Natalie Gore, One of FBI’s First Female Agents, Dies at 77

By Steve Neavling

Natalie Gore, who made history as one of the bureau’s first female agents, died Wednesday after a battle with colon cancer. 

Gore, 77, died at her home in Mission Hills, Calif., The San Diego Union-Tribune reports.

Gore’s first assignment was at the FBI’s Seattle Field Office, where she became Washington’s first female agent. Two years later, she would marry her supervisor, Bill Gore, who eventually became San Diego sheriff. 

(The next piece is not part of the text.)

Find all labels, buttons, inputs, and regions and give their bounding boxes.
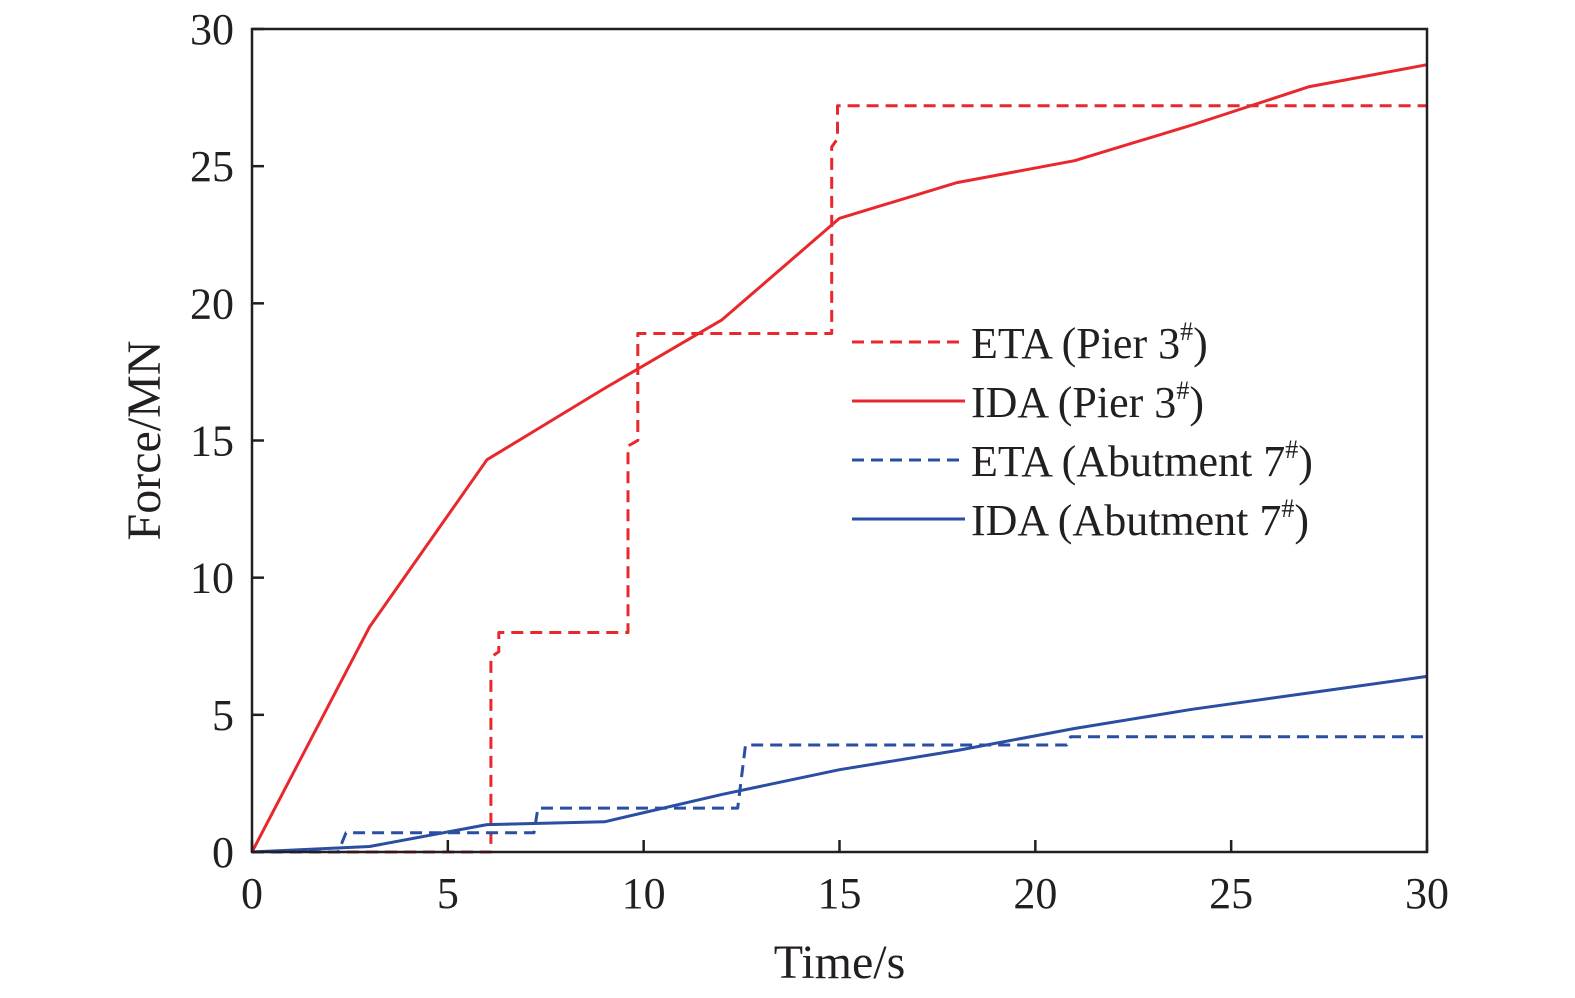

“She wanted to be the best agent she could be, but it wasn’t about pride,” said Jan Caldwell, a former agent. “She knew if she did a good job, it would make it easier for the women who came after her. So she did.”

She resigned a decade after her first assignment to take care of her son, with plans to return to the bureau. But the FBI didn’t take her back because she had previously had a radial keratotomy, a corrective eye surgery for near-sightedness, while working for the bureau in Hawaii. 

Because she would have been a new hire, the bureau thought it was too risky to take her on with the surgery, even though she had already been an agent. 

“That was a true and utter heartbreak,” she told the Union-Tribune in a 2010 interview. “I fully expected to retire with the bureau.”

Gore was born on May 4, 1945, in a small lumber town in Northern California. She received a degree in zoology at UC Davis. 

After a stint as an elementary school teacher, she joined the FBI academy in April 1976. She shared a dorm with three other women, and all of them would go on to graduate and become agents.